And I have been wondering lately, wondering a lot actually, about what has become of the image. The photographic image to be precise. The reflection is not nostalgic, melancholic or anything like that; it is critical, whimsical and with any luck at all optimistic. The ease, speed and technical apparatus for taking pictures has become absolutely and totally ubiquitous. Instagram is everywhere, curating assembled visions of the world by simply adding a # in front of a word. A couple of clicks here and there and one has a high quality, limited edition, audience focussed bound volume, in full colour and showing all the smiles and chuckles of the quotidian.

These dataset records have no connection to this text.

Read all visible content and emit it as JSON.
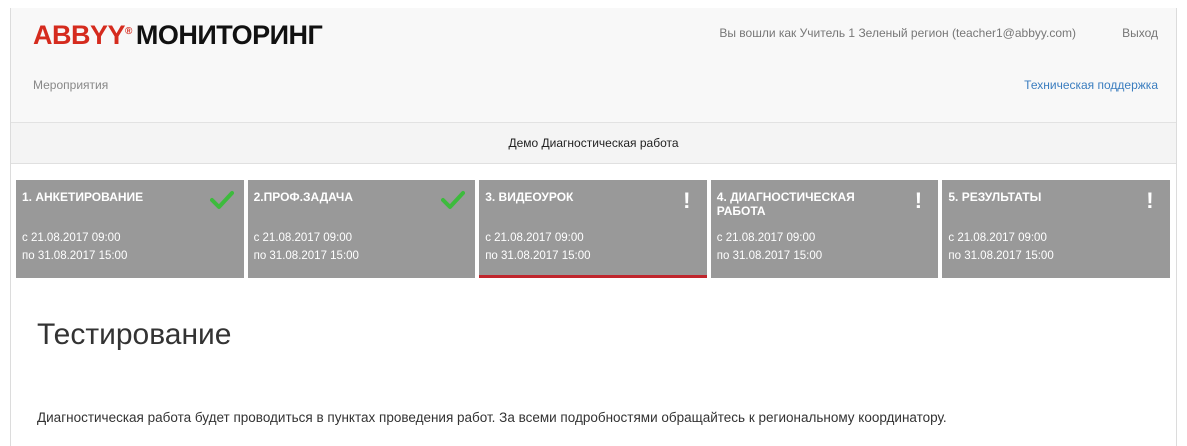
{
  "header": {
    "brand": "ABBYY",
    "registered": "®",
    "product": "МОНИТОРИНГ",
    "user_info": "Вы вошли как Учитель 1 Зеленый регион (teacher1@abbyy.com)",
    "logout": "Выход"
  },
  "nav": {
    "events": "Мероприятия",
    "support": "Техническая поддержка"
  },
  "event_title": "Демо Диагностическая работа",
  "steps": [
    {
      "title": "1. АНКЕТИРОВАНИЕ",
      "from": "с 21.08.2017 09:00",
      "to": "по 31.08.2017 15:00",
      "status": "completed",
      "status_icon": "check-icon",
      "status_color": "#3dbb3d"
    },
    {
      "title": "2.ПРОФ.ЗАДАЧА",
      "from": "с 21.08.2017 09:00",
      "to": "по 31.08.2017 15:00",
      "status": "completed",
      "status_icon": "check-icon",
      "status_color": "#3dbb3d"
    },
    {
      "title": "3. ВИДЕОУРОК",
      "from": "с 21.08.2017 09:00",
      "to": "по 31.08.2017 15:00",
      "status": "warning",
      "status_icon": "exclamation-icon",
      "status_color": "#ffffff",
      "active": true
    },
    {
      "title": "4. ДИАГНОСТИЧЕСКАЯ РАБОТА",
      "from": "с 21.08.2017 09:00",
      "to": "по 31.08.2017 15:00",
      "status": "warning",
      "status_icon": "exclamation-icon",
      "status_color": "#ffffff"
    },
    {
      "title": "5. РЕЗУЛЬТАТЫ",
      "from": "с 21.08.2017 09:00",
      "to": "по 31.08.2017 15:00",
      "status": "warning",
      "status_icon": "exclamation-icon",
      "status_color": "#ffffff"
    }
  ],
  "content": {
    "heading": "Тестирование",
    "text": "Диагностическая работа будет проводиться в пунктах проведения работ. За всеми подробностями обращайтесь к региональному координатору."
  },
  "colors": {
    "brand": "#d52b1e",
    "step_bg": "#999999",
    "active_underline": "#c0262d",
    "link": "#3a7dbf"
  }
}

One cannot but think of Seymour Parrish’s overdub “Family photos do keep smiling faces. Births, weddings, holidays, children’s birthday parties… People take pictures of the happy moment in their lives. Someone looking through a photo album could conclude we had lead a joyous, leisurely existence. Free of tragedy. No one ever takes a picture of something they want to forget.” [One Hour Photo, 2002]
Now, we are taking photographs of all our moments, not always the smiley face happy times (though there is always a plethora of grins, real and staged, to wade through). What is interesting is asking ourselves whether this represents the final secularization of the image, of all images. Does this strip away meaning? Does it prove that looking for meaning was/is a red herring?
In many ways, the “art” photographer’s job was indeed to try and accumulate the images of those things that we very well may want to forget. Sometimes this could take the guise of making a statement on various constructions of social co-existence, recording a moment of ephemeral passage, creating a record of whatever. All this fancy language seems utterly useless to interpret what is happening now that these statements are made by vast curated assemblages represented by the #tag.
The image is finally free of the maker, is it?